Velilerimiz ise çocuklarını kontrol etmekte ihmal göstermesinler.Çocuklarının nerelere, kimlerle takıldığına ve kimlerle bir arada olduğuna dikkat etsinler.Çocuklarında şiddet uyandıran söz ve davranışlar gördüğünde bunun nedenini araştırsınlar.Asla umursamaz olmasınlar onlarla konuşsunlar. Çünkü bu dönemlerden onlarda geçti.Tecrübeleri var bunu kullansınlar.Meslek sahibi olunduktan sonra siyasetin yapılmasının en doğrusu olacağını evlatlarına anlatsınlar.
Biz farklılıklarımızla övünen bir milletiz.Bizi bu kadar özel yapanda farklarımız.Farklarımız bizim kazancımız.Ama doğru insanlarca doğru şekilde kullanılmazsa bu farklar ayrılığımıza da neden olabilir.

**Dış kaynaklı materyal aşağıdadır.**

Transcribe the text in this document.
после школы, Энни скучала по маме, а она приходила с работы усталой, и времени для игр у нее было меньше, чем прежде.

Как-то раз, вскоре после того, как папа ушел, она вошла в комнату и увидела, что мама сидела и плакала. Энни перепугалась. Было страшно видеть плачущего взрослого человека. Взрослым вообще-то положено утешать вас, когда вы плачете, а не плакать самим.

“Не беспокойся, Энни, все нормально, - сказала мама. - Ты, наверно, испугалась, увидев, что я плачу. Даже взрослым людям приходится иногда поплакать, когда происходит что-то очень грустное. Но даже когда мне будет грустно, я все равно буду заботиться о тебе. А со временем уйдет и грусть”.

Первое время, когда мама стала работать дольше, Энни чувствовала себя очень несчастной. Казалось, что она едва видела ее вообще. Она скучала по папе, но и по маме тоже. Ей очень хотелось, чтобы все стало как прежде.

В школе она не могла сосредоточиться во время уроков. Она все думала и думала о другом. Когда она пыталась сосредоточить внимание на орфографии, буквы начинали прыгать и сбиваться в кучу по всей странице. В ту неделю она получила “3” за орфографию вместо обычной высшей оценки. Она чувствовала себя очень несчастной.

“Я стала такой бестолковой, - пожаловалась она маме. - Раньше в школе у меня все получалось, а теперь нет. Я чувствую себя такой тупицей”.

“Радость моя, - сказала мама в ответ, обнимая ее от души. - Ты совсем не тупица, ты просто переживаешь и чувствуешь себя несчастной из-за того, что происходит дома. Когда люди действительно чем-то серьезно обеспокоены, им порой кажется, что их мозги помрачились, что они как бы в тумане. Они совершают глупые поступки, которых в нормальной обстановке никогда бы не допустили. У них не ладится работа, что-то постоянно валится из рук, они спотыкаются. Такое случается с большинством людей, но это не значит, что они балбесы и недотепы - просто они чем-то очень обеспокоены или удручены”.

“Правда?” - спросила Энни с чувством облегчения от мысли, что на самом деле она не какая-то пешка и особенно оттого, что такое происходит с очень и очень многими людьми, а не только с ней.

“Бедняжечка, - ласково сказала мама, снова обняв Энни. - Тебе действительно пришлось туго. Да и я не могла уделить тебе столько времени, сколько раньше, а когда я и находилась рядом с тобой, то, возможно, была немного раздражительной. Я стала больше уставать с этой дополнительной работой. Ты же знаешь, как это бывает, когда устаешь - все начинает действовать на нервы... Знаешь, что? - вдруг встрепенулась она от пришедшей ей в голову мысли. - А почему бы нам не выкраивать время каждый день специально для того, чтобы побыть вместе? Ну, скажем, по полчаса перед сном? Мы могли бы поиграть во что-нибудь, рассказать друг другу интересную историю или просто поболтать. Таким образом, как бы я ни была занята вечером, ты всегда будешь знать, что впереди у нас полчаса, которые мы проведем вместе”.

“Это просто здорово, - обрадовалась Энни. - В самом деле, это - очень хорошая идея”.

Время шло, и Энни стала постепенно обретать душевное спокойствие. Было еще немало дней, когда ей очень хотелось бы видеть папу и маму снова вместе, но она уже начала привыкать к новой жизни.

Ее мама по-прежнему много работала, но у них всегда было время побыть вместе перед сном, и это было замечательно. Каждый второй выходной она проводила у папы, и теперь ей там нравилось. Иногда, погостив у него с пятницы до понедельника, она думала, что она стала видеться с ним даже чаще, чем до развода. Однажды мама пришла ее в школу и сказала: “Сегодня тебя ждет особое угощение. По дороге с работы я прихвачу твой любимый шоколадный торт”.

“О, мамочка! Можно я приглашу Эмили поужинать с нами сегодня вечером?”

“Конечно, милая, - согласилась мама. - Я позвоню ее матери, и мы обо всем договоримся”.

Önümüzdeki hafta bir seçim yapılacak.Partilerimiz ve adaylarımız nezaket içinde kendilerine layık olanı yapacaklardır.Netice de bu bir yarıştır.Ne varlık ne de yokluk mücadelesidir.Ben hepsini başkanlık gibi zor ve sorumluluğu ağır bir hizmete talip olmalarından dolayı kutluyorum.Biz her zaman yöneticilik vasıfları üst düzeyde olan bir millet olduk ve kişisel beklentilerden daha çok milletimizin menfaatlerini düşündük. Yönetimimizde buna göre şekillendi.Çok güzel bir misal vardır.Aktarıyorum.Kendisine pis kokulu içinde insan pisliği bulunan bir mücevher sandığı gönderen Şah İsmail’e, Yavuz Sultan Selim gül kokulu ve içinde lokum bulunan bir sandık yollar.Sandığın altına da şunu yazar ‘kim ne yiyorsa onu ikram eder.’
Adaylarımız kendilerine yakışanı yapacaklardır.Bundan hiç şüphem yok.